The current study aimed to develop a herbal hair cream formulation including plant extracts traditionally used for hair growth, and further research was conducted to understand the hair growth capability better using the 5 alpha reductase inhibitory model. 5 alpha reductases, an enzyme confined to the nuclear membrane, converts testosterone into dihydrotestosterone. The 5 alpha-reductase and its metabolite dihydrotestosterone influence various human disorders, including male pattern baldness, benign prostatic hyperplasia (BPH), and prostate cancer. Finasteride and alfatradiol are examples of synthetic medications; however, because of their negative impacts, researchers are currently focused on creating safer 5α-reductase inhibitors from plants. The hair cream formulation contained 0.5% extracts of Hibiscus rosa sinensis flower, Eclipta alba whole plant, and Solanum nigrum plant berries in a ratio of 1:1:1. Plant extracts used in the formulation were characterized by chemical biomarkers. The cream formulation was developed, and the quality control parameters were examined. Furthermore, the produced formulation's 5α-reductase inhibitory activity was tested using finasteride as a positive control. H. rosa sinensis, E. alba, and S. nigrum extracts, which comprise 0.35% oleanolic acid, 4.65% β-sitosterol, and 31.18% linoleic acid, were used in the formulation.
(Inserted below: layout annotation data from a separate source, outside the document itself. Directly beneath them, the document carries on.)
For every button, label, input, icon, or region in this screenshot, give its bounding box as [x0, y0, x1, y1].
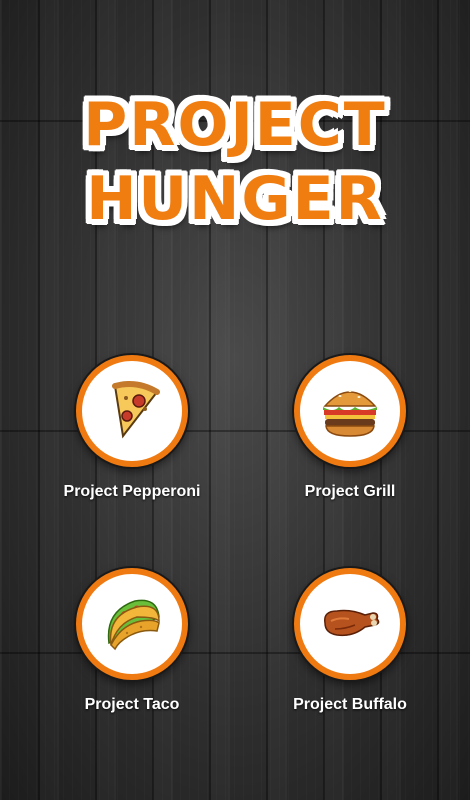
app-title: PROJECT HUNGER	[0, 88, 470, 236]
menu-item-buffalo[interactable]: Project Buffalo	[250, 568, 450, 714]
menu-item-taco[interactable]: Project Taco	[32, 568, 232, 714]
taco-icon	[97, 587, 167, 662]
menu-item-pepperoni[interactable]: Project Pepperoni	[32, 355, 232, 501]
app-title-line-2: HUNGER	[86, 164, 384, 234]
chicken-wing-icon	[315, 587, 385, 662]
pizza-slice-icon	[97, 374, 167, 449]
burger-icon	[315, 374, 385, 449]
grill-button[interactable]	[294, 355, 406, 467]
menu-item-label: Project Pepperoni	[63, 483, 201, 500]
taco-button[interactable]	[76, 568, 188, 680]
buffalo-button[interactable]	[294, 568, 406, 680]
menu-item-label: Project Grill	[304, 483, 396, 500]
pepperoni-button[interactable]	[76, 355, 188, 467]
menu-item-grill[interactable]: Project Grill	[250, 355, 450, 501]
menu-item-label: Project Buffalo	[293, 696, 407, 713]
app-title-line-1: PROJECT	[83, 90, 387, 160]
menu-item-label: Project Taco	[84, 696, 180, 713]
HPTLC data revealed that each 10 gm of cream formulation contains 16.68 ± 0.21 mg of linoleic acid, 3.61 ± 0.18 mg of β-sitosterol and 0.380 ± 0.11 mg oleanolic acid. In-vitro results showed a good 5α-reductase inhibitory potential. The IC50 value of the developed formulation was 85.254 ± 0.888 μg/ml, whereas finasteride (positive control) was 223.039 ± 1.367 ng/ml. Thus, the herbal hair cream composition benefits alopecia therapy by inhibiting the 5α- reductase enzyme. In addition, the formulation might be a potential option for further research into its antiandrogenic properties.